Without seeing the fossil or the presentation, we start with what was offered:

  1. a small taxon (skull = 2.5cm)
  2. like a sphenodontian, diapsid temporal openings
  3. lacking teeth
  4. extensive reinforcement of the skull
  5. large fontanelle between frontals and parietals (pineal?)
  6. strongly reinforced rostrum
  7. a narrow sagittal crest on the parietals
  8. transverse expansion of postorbitals and jugals, like rhynchosaurs
  9. hypertrophied jaw musculature
Figure 1. Priosphenodon model. This is the first data I've seen on the dorsal skull and postcrania. Photo courtesy of Dr. Apesteguía.

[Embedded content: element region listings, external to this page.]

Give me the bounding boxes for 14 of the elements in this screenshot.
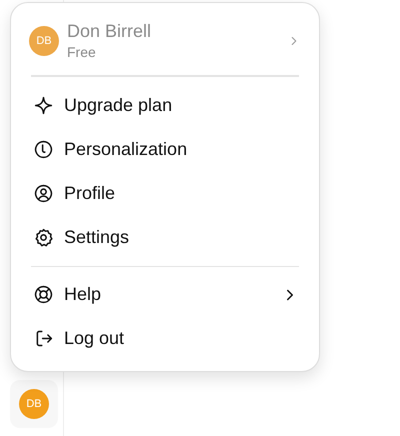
lifebuoy-icon — [33, 284, 54, 306]
menu-item[interactable]: Upgrade plan — [21, 83, 309, 128]
settings-icon — [33, 227, 54, 248]
user-name: Don Birrell — [67, 21, 152, 42]
plan-label: Free — [67, 44, 97, 60]
menu-item[interactable]: Profile — [21, 171, 309, 216]
sparkle-icon — [33, 94, 54, 116]
menu-item[interactable]: Help — [21, 272, 309, 317]
menu-item[interactable]: Settings — [21, 216, 309, 260]
menu-item[interactable]: Log out — [21, 316, 309, 361]
user-avatar: DB — [19, 389, 49, 419]
clock-face-icon — [33, 138, 54, 160]
menu-item[interactable]: Personalization — [21, 127, 309, 172]
user-avatar: DB — [29, 26, 59, 56]
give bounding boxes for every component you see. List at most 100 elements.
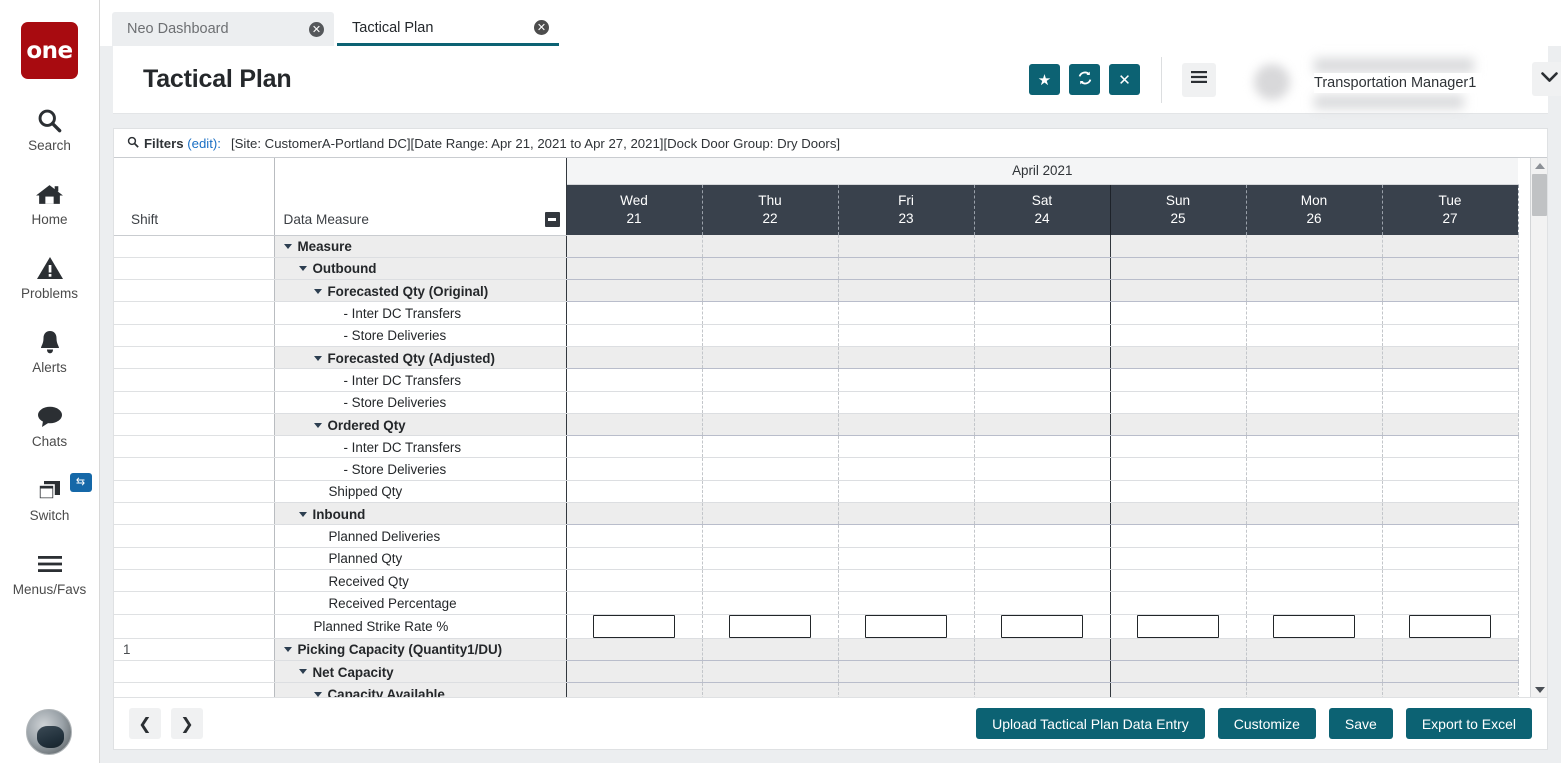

Figure 1. Priosphenodon model. Is this what the New Haven Reptile looked like? Note the dorsal fontanelle, the pineal opening that largely disappears in rhynchosaurs. 

This sounds like
Priosphenodon avelasi, (Figs. 1, 2) which is a transitional taxon more derived than sphenodontians and more primitive than rhynchosaurs. The only skull known to me is about 8cm in length, or 3x larger than the New Haven Reptile. Priosphenodon was a late-surviving Cenomian, Cretaceous taxon, more derived  than the even later-surviving extant taxon, Sphenodon.

Figure 3. Priosphenodon nests closer to rhynchosaurs than Mesosuchus does, yet it was not included in the Ezcurra et al. 2016 study.

Figure 2. Priosphenodon nests closer to rhynchosaurs than Mesosuchus does, yet it was not included in the Ezcurra et al. 2016 study.

If my guess is valid,
its no wonder that Pritchard et al. are confused. To them rhynchosaurs are not related to sphendontians. These fellow workers need to include more taxa in their analysis and a suggested list is found at the
large reptile tree (LRT, 1069 taxa). 

If it is something different
please send an image or publication and I will add it to the LRT.

Pritchard AC, Bhullar B-A S and Gauthier JA 2017. A tiny, early pan-archosaur from the Early Triassic of Connecticut and the diversity of the early saurian feeding apparatus. SVP abstracts 2017.